Laura Leroy of Carmel agreed. The 65-year-old said she’d like to know more about the effects of the bomb on the Japanese people.
She’d expected a little more for the Trinity Site, she said. Regardless, the place brings back memories of fear while growing up in Redwood City, Calif.
“I come from an era where we had sirens at school,” she explained.
Away from the crowds and Fat Man stood Robert Hermes, a scientist who used to work at the nearby Los Alamos National Laboratory.
His sun-weathered face peered downward as he roamed along the periphery, playing with a jade-green sphere — known as Trinitite — in the palm of his hand.
He bent over and dug his fingers into the sand.
“You see all that green stuff? That’s Trinitite,” he said, fanning the palm of his hand on the dirt until he found other tiny green pebbles.
People long assumed the greenish glass was created when the explosion here baked the surface of the earth like a creme brulee. Seven years ago, Hermes and fellow scientist William Strickfaden published a paper with a new theory, positing that desert sand was scooped into the fireball and melted into molten glass that fell down like rain.
Hermes said some distinctively shaped pieces of Trinitite got that way because the molten sand spun quickly as it rose with the blast’s fireball. Those pieces — nicknamed “dog bones” because they’re elongated with bulbs on either end — mimic similar glassy particles found at major meteor impact sites, Hermes said.
Elsewhere, visitors gravitated toward Takashi Arai and his antique camera — the kind that makes daguerreotypes.
The 34-year-old from Kawasaki, Japan, is a photographer who came to the site to make images for an exhibit about nuclear disasters he planned to display back home.

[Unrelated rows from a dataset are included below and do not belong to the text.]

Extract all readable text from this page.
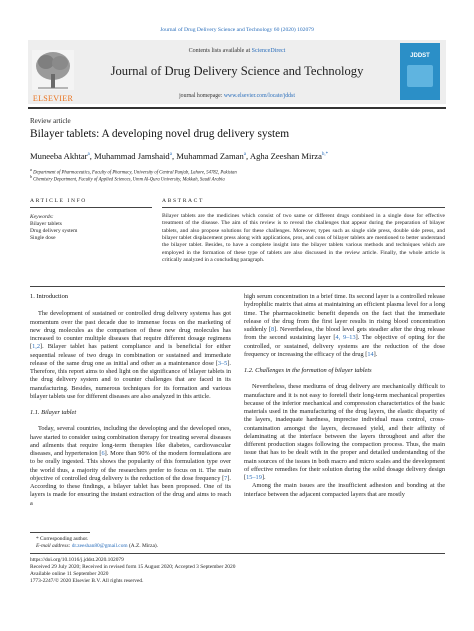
Journal of Drug Delivery Science and Technology 60 (2020) 102079
ELSEVIER
Contents lists available at ScienceDirect
Journal of Drug Delivery Science and Technology
journal homepage: www.elsevier.com/locate/jddst
JDDST
Review article
Bilayer tablets: A developing novel drug delivery system
Muneeba Akhtar$^a$, Muhammad Jamshaid$^a$, Muhammad Zaman$^a$, Agha Zeeshan Mirza$^{b,*}$
$^a$ Department of Pharmaceutics, Faculty of Pharmacy, University of Central Punjab, Lahore, 54782, Pakistan
$^b$ Chemistry Department, Faculty of Applied Sciences, Umm Al-Qura University, Makkah, Saudi Arabia
ARTICLE INFO	ABSTRACT
Keywords:
Bilayer tablets
Drug delivery system
Single dose
Bilayer tablets are the medicines which consist of two same or different drugs combined in a single dose for effective treatment of the disease. The aim of this review is to reveal the challenges that appear during the preparation of bilayer tablets, and also propose solutions for these challenges. Moreover, types such as single side press, double side press, and bilayer tablet displacement press along with applications, pros, and cons of bilayer tablets are mentioned to better understand the bilayer tablet. Besides, to have a complete insight into the bilayer tablets various methods and techniques which are employed in the formation of these type of tablets are also discussed in the review article. Finally, the whole article is critically analyzed in a concluding paragraph.
1. Introduction

The development of sustained or controlled drug delivery systems has got momentum over the past decade due to immense focus on the marketing of new drug molecules as the comparison of these new drug molecules has increased to counter multiple diseases that require different dosage regimens [1,2]. Bilayer tablet has patient compliance and is beneficial for either sequential release of two drugs in combination or sustained and immediate release of the same drug one as initial and other as a maintenance dose [3–5]. Therefore, this report aims to shed light on the significance of bilayer tablets in the drug delivery system and to counter challenges that are faced in its manufacturing. Besides, numerous techniques for its formation and various bilayer tablets use for different diseases are also analyzed in this article.

1.1. Bilayer tablet

Today, several countries, including the developing and the developed ones, have started to consider using combination therapy for treating several diseases and ailments that require long-term therapies like diabetes, cardiovascular diseases, and hypertension [6]. More than 90% of the modern formulations are to be orally ingested. This shows the popularity of this formulation type over the world thus, a majority of the researchers prefer to focus on it. The main objective of controlled drug delivery is the reduction of the dose frequency [7]. According to these findings, a bilayer tablet has been proposed. One of its layers is made for ensuring the instant extraction of the drug and aims to reach a

high serum concentration in a brief time. Its second layer is a controlled release hydrophilic matrix that aims at maintaining an efficient plasma level for a long time. The pharmacokinetic benefit depends on the fact that the immediate release of the drug from the first layer results in rising blood concentration suddenly [8]. Nevertheless, the blood level gets steadier after the drug release from the second sustaining layer [4, 9–13]. The objective of opting for the controlled, or sustained, delivery systems are the reduction of the dose frequency or increasing the efficacy of the drug [14].

1.2. Challenges in the formation of bilayer tablets

Nevertheless, these mediums of drug delivery are mechanically difficult to manufacture and it is not easy to foretell their long-term mechanical properties because of the inferior mechanical and compression characteristics of the basic materials used in the manufacturing of the drug layers, the elastic disparity of the layers, inadequate hardness, imprecise individual mass control, cross-contamination amongst the layers, decreased yield, and their affinity of delaminating at the interface between the layers throughout and after the different production stages following the compaction process. Thus, the main issue that has to be dealt with in the proper and detailed understanding of the main sources of the issues in both macro and micro scales and the development of effective remedies for their solution during the solid dosage delivery design [15–19].

Among the main issues are the insufficient adhesion and bonding at the interface between the adjacent compacted layers that are mostly

* Corresponding author.
E-mail address: dr.zeeshan80@gmail.com (A.Z. Mirza).
https://doi.org/10.1016/j.jddst.2020.102079
Received 29 July 2020; Received in revised form 15 August 2020; Accepted 3 September 2020
Available online 11 September 2020
1773-2247/© 2020 Elsevier B.V. All rights reserved.
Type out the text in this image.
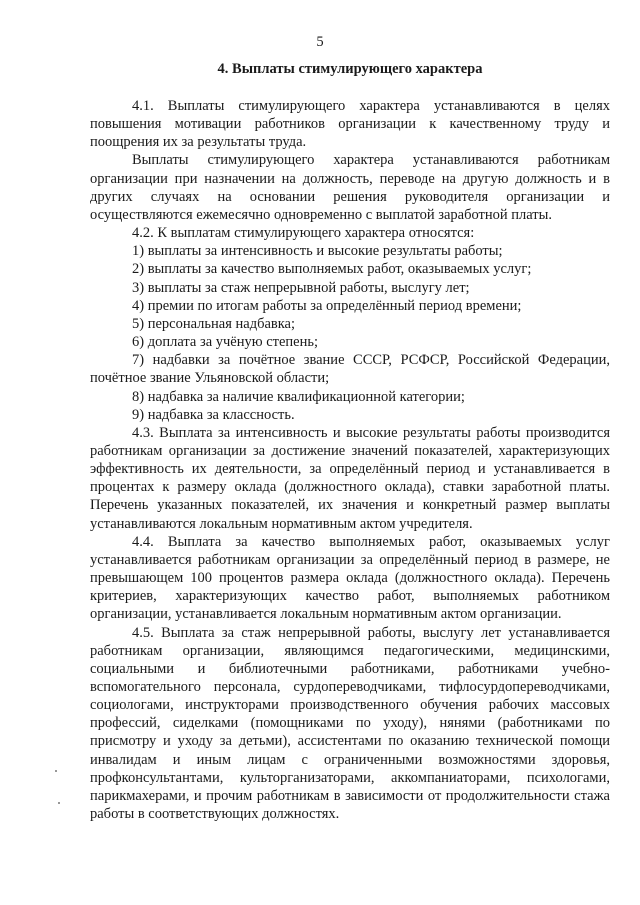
5
4. Выплаты стимулирующего характера

4.1. Выплаты стимулирующего характера устанавливаются в целях повышения мотивации работников организации к качественному труду и поощрения их за результаты труда.

Выплаты стимулирующего характера устанавливаются работникам организации при назначении на должность, переводе на другую должность и в других случаях на основании решения руководителя организации и осуществляются ежемесячно одновременно с выплатой заработной платы.

4.2. К выплатам стимулирующего характера относятся:

1) выплаты за интенсивность и высокие результаты работы;

2) выплаты за качество выполняемых работ, оказываемых услуг;

3) выплаты за стаж непрерывной работы, выслугу лет;

4) премии по итогам работы за определённый период времени;

5) персональная надбавка;

6) доплата за учёную степень;

7) надбавки за почётное звание СССР, РСФСР, Российской Федерации, почётное звание Ульяновской области;

8) надбавка за наличие квалификационной категории;

9) надбавка за классность.

4.3. Выплата за интенсивность и высокие результаты работы производится работникам организации за достижение значений показателей, характеризующих эффективность их деятельности, за определённый период и устанавливается в процентах к размеру оклада (должностного оклада), ставки заработной платы. Перечень указанных показателей, их значения и конкретный размер выплаты устанавливаются локальным нормативным актом учредителя.

4.4. Выплата за качество выполняемых работ, оказываемых услуг устанавливается работникам организации за определённый период в размере, не превышающем 100 процентов размера оклада (должностного оклада). Перечень критериев, характеризующих качество работ, выполняемых работником организации, устанавливается локальным нормативным актом организации.

4.5. Выплата за стаж непрерывной работы, выслугу лет устанавливается работникам организации, являющимся педагогическими, медицинскими, социальными и библиотечными работниками, работниками учебно-вспомогательного персонала, сурдопереводчиками, тифлосурдопереводчиками, социологами, инструкторами производственного обучения рабочих массовых профессий, сиделками (помощниками по уходу), нянями (работниками по присмотру и уходу за детьми), ассистентами по оказанию технической помощи инвалидам и иным лицам с ограниченными возможностями здоровья, профконсультантами, культорганизаторами, аккомпаниаторами, психологами, парикмахерами, и прочим работникам в зависимости от продолжительности стажа работы в соответствующих должностях.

Arai was taken aback, he said, by the throngs who visited the site on that dry spring day. For the Japanese, he said, the Trinity Site remains an ominous place — a tragedy.
“It looks like it’s celebratory. … There’s a barbecue over there,” Arai said pointing to an area just right of the site entrance. There, people cooked up burgers and hot dogs for hungry visitors dozens of miles from any other restaurant. A nonprofit group sold postcards and books. Oldies blared from a stereo.
Nearby, an impromptu group gathered in a circle, taking turns to share their feelings of how they felt about the site. Across the way, three blond toddlers danced around in matching yellow dresses. They played with the dirt as if at a playground sandbox.